Akdeniz İçin Birlik Genel Sekreteri Nasır Kamil
Akdeniz İçin Birlik Genel Sekreteri Nasır Kamil
TT

Akdeniz İçin Birlik Genel Sekreteri Nasır Kamil, Şarku’l Avsat’a konuştu: İklim adaleti arayışındayız

Akdeniz İçin Birlik Genel Sekreteri Nasır Kamil
Akdeniz İçin Birlik Genel Sekreteri Nasır Kamil

Mısır’da düzenlenen COP27 zirvesinin oturum aralarında Akdeniz’in kuzeyinden ve güneyinden 42 ülkeyi ortaklık çerçevesinde bir araya getiren ‘Akdeniz için Birlik’ kuruluşu konferansına yoğun bir katılım sağlandı.
Şarku’l Avsat, gerek konferansın koridorlarında, gerek oturumlarda gerekse çok sayıda uluslararası yetkiliyle düzenlenen toplantılarda son derece aktif görünen Akdeniz İçin Birlik Genel Sekreteri Nasır Kamil ile bir araya geldi. Kuruluşun en son başarılarından biri olarak öncelikle çevre projeleri ve iklim sorunlarının ele alınmasıyla ilgilenen ‘Mavi Akdeniz Ortaklığı’ girişimine ilişkin bilgiler veren Kamil, Şarku’l Avsat ile gerçekleştirdiği röportajda COP27’nin katkılarından bölgesel ve uluslararası düzeyde iklim konusunda merak edilen konulara kadar birçok soruyu cevapladı:

-‘Mavi Akdeniz Ortaklığı’nda temsil edilen, birliğin son projelerinden bahseder misiniz?
Bu girişim, Akdeniz için Birlik’in faaliyetlerinde niteliksel bir sıçramayı temsil ediyor. Çünkü Avrupa- Akdeniz bölgesindeki en büyük iki finansman kuruluşu olan Avrupa İmar ve Kalkınma Bankası (AİKB) ve Avrupa Yatırım Bankası (AYB) başta olmak üzere birkaç ortağa öneri sunma girişiminde bulunduk. Girişimin amacı, mavi ekonomi ile ilgili projelere, yani Akdeniz kıyılarını çevreleyen ekonomik faaliyetlerle ilgili her şeye yatırım yapmak için 1,3 milyar euroya ulaşabilecek bir hibe ve yumuşak kredi hacmini harekete geçirmektir.

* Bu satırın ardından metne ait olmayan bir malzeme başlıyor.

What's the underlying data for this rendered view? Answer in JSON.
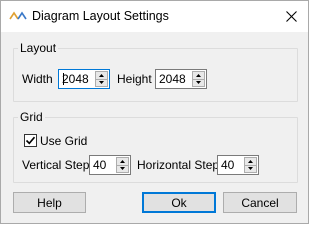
{
  "window": {
    "title": "Diagram Layout Settings",
    "close_glyph": "✕",
    "accent": "#0078d7"
  },
  "layout_group": {
    "title": "Layout",
    "width_label": "Width",
    "width_value": "2048",
    "height_label": "Height",
    "height_value": "2048"
  },
  "grid_group": {
    "title": "Grid",
    "use_grid_label": "Use Grid",
    "use_grid_checked": true,
    "vertical_step_label": "Vertical Step",
    "vertical_step_value": "40",
    "horizontal_step_label": "Horizontal Step",
    "horizontal_step_value": "40"
  },
  "buttons": {
    "help": "Help",
    "ok": "Ok",
    "cancel": "Cancel"
  },
  "icons": {
    "app": "diagram-layout-icon",
    "close": "close-icon",
    "spin_up": "spin-up-icon",
    "spin_down": "spin-down-icon",
    "check": "checkmark-icon"
  }
}
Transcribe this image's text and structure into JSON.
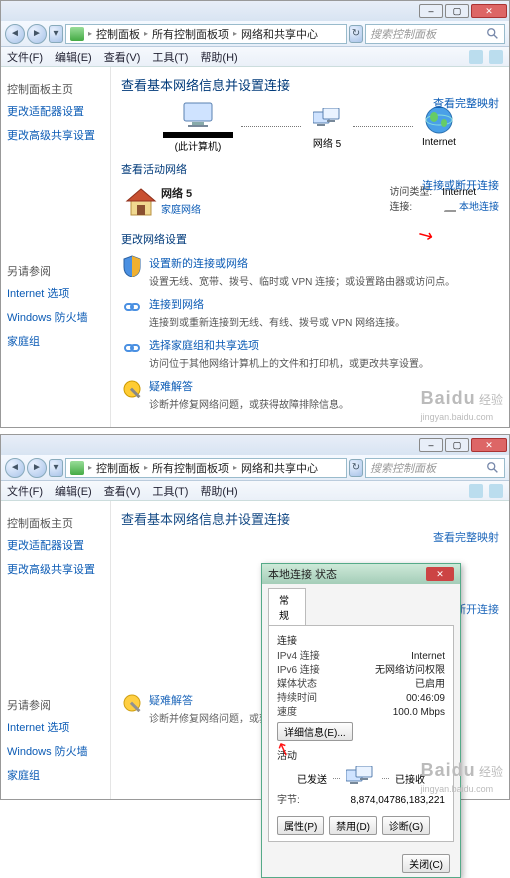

Ayrıca Akdeniz’e kıyısı olan bazı şehirlerde katı maddelerin kanalizasyona atılması, Akdeniz kıyısındaki turizm sektörünün daha sürdürülebilir ve çevre standartlarına daha uyumlu hale getirilmesi, aşırı avlanma ve balıkçılık düzenlemesi gibi sorunlarla ilgilenilmesi, özellikle dünya ticaret hacminin yüzde 30’u Akdeniz’i kapsarken Akdeniz’de geçiş yapan ve faaliyet gösteren yük filolarında kullanılmış yakıt sorunuyla ilgilenilmesi hedefleniyor. Aslında Akdeniz, dünyanın herhangi bir bölgesine kıyasla tüm bölge olarak iklim değişikliği olgusundan etkileniyor oluşunun yanı sıra şu anda dünyanın en kirli denizidir. AİKB ve AYB ile Akdeniz için Birlik kapsamında faaliyete başladığımızda, iyi bir hazırlık sergileyen Almanya, Fransa, İspanya ve İsveç de dahil ‘iklim finansmanı ve yatırım’ açısından bu girişime katılmayı kabul eden birkaç ülke ile görüştük. Avrupa Birliği de (AB) girişimi tam olarak destekledi.

-Şu ana kadar gerçek anlamda bir hareketlilik var mı?
Bu girişimden ilk yararlananlar Akdeniz’deki dört ülke, Mısır, Fas, Tunus ve Ürdün’dür. Bu mekanizmayı kurmak için geçen salı günü ülkeler, kuruluşlar, bankalar, bölgesel ve uluslararası finans kuruluşları olarak ortak isteğimizi duyurmuştuk. Önümüzdeki birkaç ay içinde, organizasyon yapısını ve yönetimini kurma üzerinde çalışacağız. Aynı şekilde Mayıs ayının son haftasında veya gelecek yıl Haziran ayının ilk haftasında Barselona’da mevcut fon miktarını duyurmak için, ayrıca diğer ülke ve kuruluşları daha fazla hibe finansmanı, yatırım finansmanı ve yumuşak kredi sağlamaya teşvik etmek, yararlanıcı ülkeler tarafından sunulan projeleri değerlendirmek arzusuyla bir konferans düzenleyeceğiz. Burada olumlu bir etki yaratmak için yalnızca Akdeniz çevresinde olmamak üzere bu girişimi sahada nerede ve nasıl uygulamaya başlayacağımızı, ekonomik aktivite ve Akdeniz havzasında sürdürülebilir büyüme yaratma meselelerini de ele alacağız.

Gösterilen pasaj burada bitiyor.